Desde que venceu as primárias, Ocasio-Cortez virou a “nova Bernie Sanders”. Acompanhou correligionários nos estados do Kansas, Michigan e Havaí. Tem assumido o papel até mesmo de porta-voz do Partido Democrata em entrevistas para jornais e programas de rádio e TV. Nem sempre ela se mostra simpática aos convites, contudo.
O apresentador Ben Shapiro, por exemplo, que tem enorme apelo entre os conservadores americanos, chegou a oferecer US$ 10 mil para Ocasio-Cortez doar para caridade se participasse de um debate com ele. O convite foi rejeitado. Recentemente, ela foi acusada de excluir a imprensa de duas reuniões com moradores que eram abertas ao público. Entre os jornalistas, comentou-se que ela teria dificuldade de se adequar às regras do Capitólio, onde os repórteres andam livremente.
Esse tipo de rusga envolvendo Ocasio-Cortez tem irritado o alto-escalão do Partido Democrata, embora não mais do que a ideia de um novo socialismo tomando corpo entre seus quadros. De fato, alguns candidatos socialistas não tiveram o mesmo êxito que a turma de Ocasio-Cortez. Democratas tradicionais venceram em diversos lugares, como no Havaí, que terá Ed Case concorrendo novamente à Câmara, e em Michigan, onde Gretchen Whitmer venceu a primária governamental.

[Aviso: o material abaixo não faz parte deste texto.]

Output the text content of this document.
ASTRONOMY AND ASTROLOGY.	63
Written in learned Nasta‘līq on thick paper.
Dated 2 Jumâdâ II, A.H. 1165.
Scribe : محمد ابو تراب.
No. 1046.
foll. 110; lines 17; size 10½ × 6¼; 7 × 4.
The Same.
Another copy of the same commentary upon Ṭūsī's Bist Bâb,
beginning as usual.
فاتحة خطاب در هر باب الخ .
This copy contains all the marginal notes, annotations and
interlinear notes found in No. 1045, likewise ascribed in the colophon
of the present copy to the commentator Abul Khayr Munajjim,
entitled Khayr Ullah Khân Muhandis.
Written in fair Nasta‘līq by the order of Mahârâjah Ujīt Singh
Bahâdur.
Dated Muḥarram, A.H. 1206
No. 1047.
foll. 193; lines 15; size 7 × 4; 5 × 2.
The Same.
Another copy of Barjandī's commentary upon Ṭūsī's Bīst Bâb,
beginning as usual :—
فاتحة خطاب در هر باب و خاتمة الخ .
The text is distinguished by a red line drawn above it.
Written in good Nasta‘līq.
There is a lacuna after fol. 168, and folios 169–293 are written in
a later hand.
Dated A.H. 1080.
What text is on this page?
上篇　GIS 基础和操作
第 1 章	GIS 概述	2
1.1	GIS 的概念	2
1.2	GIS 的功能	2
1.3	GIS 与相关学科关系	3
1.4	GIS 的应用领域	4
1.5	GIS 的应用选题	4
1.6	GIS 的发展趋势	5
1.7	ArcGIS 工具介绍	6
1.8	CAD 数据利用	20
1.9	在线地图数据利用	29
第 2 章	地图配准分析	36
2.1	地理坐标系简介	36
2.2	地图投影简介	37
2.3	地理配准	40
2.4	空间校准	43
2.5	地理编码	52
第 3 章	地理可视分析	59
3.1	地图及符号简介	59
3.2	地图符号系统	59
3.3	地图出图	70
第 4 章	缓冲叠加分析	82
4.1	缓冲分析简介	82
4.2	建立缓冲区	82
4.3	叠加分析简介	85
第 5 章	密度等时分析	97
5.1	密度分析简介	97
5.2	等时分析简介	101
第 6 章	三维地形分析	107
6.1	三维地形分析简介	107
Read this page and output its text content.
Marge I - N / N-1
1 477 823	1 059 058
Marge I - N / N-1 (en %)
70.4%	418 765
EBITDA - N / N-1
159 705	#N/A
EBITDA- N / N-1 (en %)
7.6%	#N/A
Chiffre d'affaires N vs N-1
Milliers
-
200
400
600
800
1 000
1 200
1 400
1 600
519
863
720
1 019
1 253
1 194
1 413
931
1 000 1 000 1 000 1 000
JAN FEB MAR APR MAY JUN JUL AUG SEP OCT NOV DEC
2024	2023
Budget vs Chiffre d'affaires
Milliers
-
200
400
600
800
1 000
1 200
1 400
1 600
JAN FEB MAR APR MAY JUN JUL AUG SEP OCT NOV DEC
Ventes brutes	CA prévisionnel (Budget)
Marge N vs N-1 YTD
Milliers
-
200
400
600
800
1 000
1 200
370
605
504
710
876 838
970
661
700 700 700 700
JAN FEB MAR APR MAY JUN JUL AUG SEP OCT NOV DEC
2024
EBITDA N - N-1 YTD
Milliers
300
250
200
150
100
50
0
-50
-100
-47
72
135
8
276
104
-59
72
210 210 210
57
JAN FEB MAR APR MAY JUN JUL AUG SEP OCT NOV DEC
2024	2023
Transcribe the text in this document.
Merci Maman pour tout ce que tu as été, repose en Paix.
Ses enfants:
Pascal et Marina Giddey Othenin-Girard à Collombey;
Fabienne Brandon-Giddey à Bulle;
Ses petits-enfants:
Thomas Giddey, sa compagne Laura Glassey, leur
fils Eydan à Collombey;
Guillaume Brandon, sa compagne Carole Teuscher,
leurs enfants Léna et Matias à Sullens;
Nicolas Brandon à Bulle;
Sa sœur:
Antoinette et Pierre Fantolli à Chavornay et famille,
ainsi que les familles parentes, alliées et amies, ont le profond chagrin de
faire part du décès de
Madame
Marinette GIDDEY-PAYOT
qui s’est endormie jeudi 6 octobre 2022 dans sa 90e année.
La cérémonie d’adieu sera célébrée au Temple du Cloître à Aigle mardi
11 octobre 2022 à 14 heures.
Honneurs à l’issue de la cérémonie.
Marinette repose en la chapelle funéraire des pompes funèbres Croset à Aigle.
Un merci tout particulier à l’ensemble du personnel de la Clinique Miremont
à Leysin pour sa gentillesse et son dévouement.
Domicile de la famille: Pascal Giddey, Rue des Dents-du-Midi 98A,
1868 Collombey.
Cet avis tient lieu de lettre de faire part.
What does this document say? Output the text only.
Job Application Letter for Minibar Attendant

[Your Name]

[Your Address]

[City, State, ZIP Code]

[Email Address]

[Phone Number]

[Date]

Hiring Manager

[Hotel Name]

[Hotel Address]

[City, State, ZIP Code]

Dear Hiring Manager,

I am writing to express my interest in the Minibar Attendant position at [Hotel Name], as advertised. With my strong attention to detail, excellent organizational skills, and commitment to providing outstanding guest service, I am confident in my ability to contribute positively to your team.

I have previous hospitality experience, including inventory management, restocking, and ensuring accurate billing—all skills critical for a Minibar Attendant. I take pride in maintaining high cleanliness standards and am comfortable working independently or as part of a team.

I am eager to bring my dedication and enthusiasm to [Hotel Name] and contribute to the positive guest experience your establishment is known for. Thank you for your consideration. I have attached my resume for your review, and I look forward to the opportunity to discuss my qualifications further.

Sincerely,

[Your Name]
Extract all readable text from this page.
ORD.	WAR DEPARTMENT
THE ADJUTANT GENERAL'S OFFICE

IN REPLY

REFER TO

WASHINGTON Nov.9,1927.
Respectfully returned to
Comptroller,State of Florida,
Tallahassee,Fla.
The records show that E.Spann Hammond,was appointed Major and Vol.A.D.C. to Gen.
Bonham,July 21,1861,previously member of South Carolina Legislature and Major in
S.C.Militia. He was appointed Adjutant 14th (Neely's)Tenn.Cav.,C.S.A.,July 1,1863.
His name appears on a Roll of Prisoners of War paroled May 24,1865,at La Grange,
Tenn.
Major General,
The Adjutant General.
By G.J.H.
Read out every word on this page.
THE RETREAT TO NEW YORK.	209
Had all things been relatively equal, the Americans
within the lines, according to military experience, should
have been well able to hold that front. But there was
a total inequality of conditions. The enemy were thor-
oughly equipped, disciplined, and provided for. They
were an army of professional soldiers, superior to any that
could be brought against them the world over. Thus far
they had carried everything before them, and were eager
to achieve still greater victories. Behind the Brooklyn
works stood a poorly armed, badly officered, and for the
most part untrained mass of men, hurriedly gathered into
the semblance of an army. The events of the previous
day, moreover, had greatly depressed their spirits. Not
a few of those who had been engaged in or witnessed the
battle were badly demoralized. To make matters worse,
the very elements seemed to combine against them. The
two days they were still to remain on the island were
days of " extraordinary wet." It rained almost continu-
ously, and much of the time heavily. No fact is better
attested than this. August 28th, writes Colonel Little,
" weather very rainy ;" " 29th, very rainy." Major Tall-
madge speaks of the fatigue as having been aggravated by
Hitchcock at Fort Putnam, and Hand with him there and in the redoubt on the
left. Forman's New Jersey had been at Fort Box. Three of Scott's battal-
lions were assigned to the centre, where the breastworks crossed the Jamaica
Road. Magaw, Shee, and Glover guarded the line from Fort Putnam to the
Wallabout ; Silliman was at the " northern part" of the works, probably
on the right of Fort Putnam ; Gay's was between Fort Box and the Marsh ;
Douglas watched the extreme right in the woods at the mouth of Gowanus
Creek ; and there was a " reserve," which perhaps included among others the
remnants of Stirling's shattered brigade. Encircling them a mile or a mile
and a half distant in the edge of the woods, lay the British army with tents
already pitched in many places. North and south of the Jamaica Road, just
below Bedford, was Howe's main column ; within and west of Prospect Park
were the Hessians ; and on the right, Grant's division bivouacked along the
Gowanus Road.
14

Este “novo socialismo”, em algum momento, poderá empurrar o partido – e o país – à esquerda? Para Nancy Pelosi, líder dos democratas na Câmara, não. “Talvez, o socialismo seja ascendente naquele distrito específico”, disse ela à imprensa, referindo-se às áreas de Nova York que elegeram Ocasio-Cortez. “Mas não aceito qualquer caracterização socialista no nosso partido”.